The XLE energy ETF hit its lowest level since before the November presidential election in Friday trading, as WTI crude oil logged a 7 percent loss on the week.

"You still have supply growth that's overhanging the market, and the OPEC tailwind is being overshadowed by that," David Seaburg, head of equity sales trading at Cowen and Co., said Friday on CNBC's "Power Lunch," referring to the tug of war between OPEC production cuts and increasing U.S. supply.

"On the [trading] desk, we're seeing nothing but sellers in all these names, and especially the winners," he added. "I think even the bulls are capitulating here."

With so much bearishness in the market, however, we're "getting closer to a bottom," Seaburg said.

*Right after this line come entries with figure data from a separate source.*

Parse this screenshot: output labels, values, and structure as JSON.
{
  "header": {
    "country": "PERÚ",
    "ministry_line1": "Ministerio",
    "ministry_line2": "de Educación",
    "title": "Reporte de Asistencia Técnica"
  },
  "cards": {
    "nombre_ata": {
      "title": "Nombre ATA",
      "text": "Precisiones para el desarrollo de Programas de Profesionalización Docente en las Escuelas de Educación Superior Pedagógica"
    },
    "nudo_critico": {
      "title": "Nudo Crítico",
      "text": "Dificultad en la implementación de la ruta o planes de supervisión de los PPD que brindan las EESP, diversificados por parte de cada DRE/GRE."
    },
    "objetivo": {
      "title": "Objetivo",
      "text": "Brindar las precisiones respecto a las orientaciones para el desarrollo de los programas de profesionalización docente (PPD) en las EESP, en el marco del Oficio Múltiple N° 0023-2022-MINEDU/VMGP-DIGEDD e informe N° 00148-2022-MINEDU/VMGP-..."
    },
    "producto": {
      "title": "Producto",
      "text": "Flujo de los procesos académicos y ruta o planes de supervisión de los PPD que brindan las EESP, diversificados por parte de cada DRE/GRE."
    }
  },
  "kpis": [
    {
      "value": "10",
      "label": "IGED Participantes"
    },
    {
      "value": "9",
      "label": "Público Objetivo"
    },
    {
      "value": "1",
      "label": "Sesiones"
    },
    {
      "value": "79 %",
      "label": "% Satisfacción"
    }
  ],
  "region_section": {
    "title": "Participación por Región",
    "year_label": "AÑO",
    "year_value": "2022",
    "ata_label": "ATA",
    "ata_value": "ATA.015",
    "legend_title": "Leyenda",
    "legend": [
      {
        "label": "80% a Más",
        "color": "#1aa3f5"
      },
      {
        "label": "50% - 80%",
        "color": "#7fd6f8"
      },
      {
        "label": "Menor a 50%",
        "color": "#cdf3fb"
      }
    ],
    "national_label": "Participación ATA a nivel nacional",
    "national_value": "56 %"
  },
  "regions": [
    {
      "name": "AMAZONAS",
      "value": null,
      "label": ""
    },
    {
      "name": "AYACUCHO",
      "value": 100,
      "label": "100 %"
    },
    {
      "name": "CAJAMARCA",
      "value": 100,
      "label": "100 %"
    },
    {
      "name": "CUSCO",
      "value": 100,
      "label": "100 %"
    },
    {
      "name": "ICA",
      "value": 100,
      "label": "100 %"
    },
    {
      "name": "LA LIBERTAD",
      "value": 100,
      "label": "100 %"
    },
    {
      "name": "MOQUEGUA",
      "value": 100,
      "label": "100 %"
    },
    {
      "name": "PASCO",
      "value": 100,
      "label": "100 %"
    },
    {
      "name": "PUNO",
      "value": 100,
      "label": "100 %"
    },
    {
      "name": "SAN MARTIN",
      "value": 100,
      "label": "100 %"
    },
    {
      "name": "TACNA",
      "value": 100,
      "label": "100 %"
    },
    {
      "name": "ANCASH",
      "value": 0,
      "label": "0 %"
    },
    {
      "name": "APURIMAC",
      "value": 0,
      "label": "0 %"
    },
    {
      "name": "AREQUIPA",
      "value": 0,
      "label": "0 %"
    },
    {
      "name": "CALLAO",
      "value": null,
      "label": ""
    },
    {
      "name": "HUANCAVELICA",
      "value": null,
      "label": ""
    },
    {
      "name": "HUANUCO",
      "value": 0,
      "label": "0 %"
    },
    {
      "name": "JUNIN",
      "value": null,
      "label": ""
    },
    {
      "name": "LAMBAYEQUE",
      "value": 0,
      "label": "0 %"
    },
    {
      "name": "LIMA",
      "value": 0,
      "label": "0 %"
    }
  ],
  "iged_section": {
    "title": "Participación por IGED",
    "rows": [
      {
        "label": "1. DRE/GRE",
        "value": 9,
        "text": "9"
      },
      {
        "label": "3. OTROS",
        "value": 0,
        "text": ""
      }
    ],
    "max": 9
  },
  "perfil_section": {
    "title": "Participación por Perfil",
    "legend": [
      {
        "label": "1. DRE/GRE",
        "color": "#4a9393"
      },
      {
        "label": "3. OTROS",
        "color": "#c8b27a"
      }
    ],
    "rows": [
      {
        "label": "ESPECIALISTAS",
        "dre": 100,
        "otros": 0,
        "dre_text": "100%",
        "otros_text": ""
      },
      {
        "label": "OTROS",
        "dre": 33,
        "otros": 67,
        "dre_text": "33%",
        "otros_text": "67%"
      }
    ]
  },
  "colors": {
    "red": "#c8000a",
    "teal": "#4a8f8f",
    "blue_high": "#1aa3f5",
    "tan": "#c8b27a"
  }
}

Looking at the XLE, which closed Friday trading at $67.80, the trader commented that "$65 is the 'line in the sand' where you close your eyes and buy it. I'd start picking away at these [current] levels and then get more aggressive if we see more downside."

Larry McDonald, of ACG analytics, is also bullish on energy stocks—but for reasons that have more to do with Washington, D.C. than Cushing, Oklahoma.

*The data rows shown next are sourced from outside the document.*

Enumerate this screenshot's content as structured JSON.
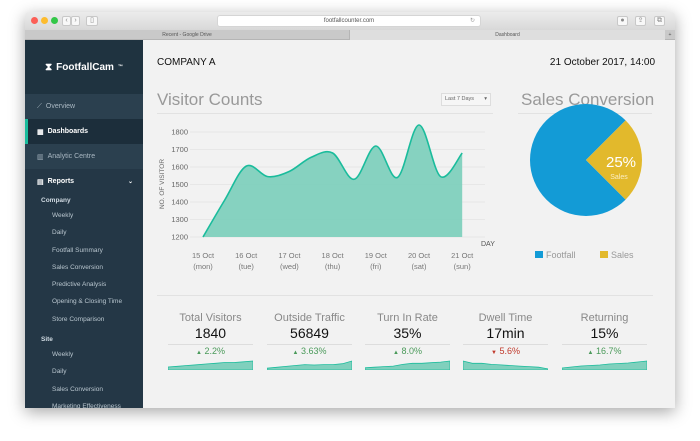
{
  "browser": {
    "url": "footfallcounter.com",
    "tabs": [
      "Recent - Google Drive",
      "Dashboard"
    ]
  },
  "sidebar": {
    "logo": "FootfallCam",
    "logo_tm": "™",
    "nav": [
      {
        "label": "Overview",
        "icon": "line-chart-icon"
      },
      {
        "label": "Dashboards",
        "icon": "grid-icon",
        "active": true
      },
      {
        "label": "Analytic Centre",
        "icon": "bar-chart-icon"
      },
      {
        "label": "Reports",
        "icon": "document-icon"
      }
    ],
    "company_label": "Company",
    "company_items": [
      "Weekly",
      "Daily",
      "Footfall Summary",
      "Sales Conversion",
      "Predictive Analysis",
      "Opening & Closing Time",
      "Store Comparison"
    ],
    "site_label": "Site",
    "site_items": [
      "Weekly",
      "Daily",
      "Sales Conversion",
      "Marketing Effectiveness"
    ]
  },
  "header": {
    "company": "COMPANY A",
    "datetime": "21 October 2017, 14:00"
  },
  "visitor": {
    "title": "Visitor Counts",
    "range": "Last 7 Days"
  },
  "sales": {
    "title": "Sales Conversion",
    "pct": "25%",
    "pct_label": "Sales"
  },
  "colors": {
    "accent": "#1abc9c",
    "area": "#80d0bd",
    "footfall": "#139bd6",
    "sales": "#e2b92c"
  },
  "chart_data": [
    {
      "type": "area",
      "ylabel": "NO. OF VISITOR",
      "xlabel": "DAY",
      "ylim": [
        1200,
        1800
      ],
      "yticks": [
        1200,
        1300,
        1400,
        1500,
        1600,
        1700,
        1800
      ],
      "grid": true,
      "categories": [
        "15 Oct|(mon)",
        "16 Oct|(tue)",
        "17 Oct|(wed)",
        "18 Oct|(thu)",
        "19 Oct|(fri)",
        "20 Oct|(sat)",
        "21 Oct|(sun)"
      ],
      "x": [
        0,
        0.5,
        1,
        1.5,
        2,
        2.5,
        3,
        3.5,
        4,
        4.5,
        5,
        5.5,
        6
      ],
      "values": [
        1200,
        1410,
        1605,
        1545,
        1575,
        1655,
        1680,
        1530,
        1720,
        1540,
        1840,
        1545,
        1680
      ]
    },
    {
      "type": "pie",
      "series": [
        {
          "name": "Footfall",
          "value": 75
        },
        {
          "name": "Sales",
          "value": 25
        }
      ],
      "legend": "bottom"
    }
  ],
  "kpis": [
    {
      "title": "Total Visitors",
      "value": "1840",
      "change": "2.2%",
      "dir": "up",
      "spark": [
        2,
        2.5,
        3,
        3.5,
        4,
        4.5,
        5,
        5,
        5.5,
        6
      ]
    },
    {
      "title": "Outside Traffic",
      "value": "56849",
      "change": "3.63%",
      "dir": "up",
      "spark": [
        2,
        3,
        4,
        5,
        6,
        5.5,
        6,
        6,
        7,
        10
      ]
    },
    {
      "title": "Turn In Rate",
      "value": "35%",
      "change": "8.0%",
      "dir": "up",
      "spark": [
        2,
        2.5,
        3,
        3.5,
        5,
        6,
        6,
        6.5,
        7,
        8
      ]
    },
    {
      "title": "Dwell Time",
      "value": "17min",
      "change": "5.6%",
      "dir": "down",
      "spark": [
        8,
        6,
        6,
        5,
        4.5,
        4,
        3.5,
        3,
        2.5,
        1
      ]
    },
    {
      "title": "Returning",
      "value": "15%",
      "change": "16.7%",
      "dir": "up",
      "spark": [
        2,
        3,
        4,
        4.5,
        5,
        6,
        6.5,
        7,
        8,
        9
      ]
    }
  ]
}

He said Friday on "Power Lunch" that many energy companies pay high tax rates, which means that "as the perception of tax reform comes back in the next couple of months, we could see a lot of upside in the XLE."

"Now's the time you want to be leaning into some of these names," McDonald said.

Energy giants Exxon Mobil and Chevron collectively make up 39 percent of the ETF, which is down about 10 percent this year.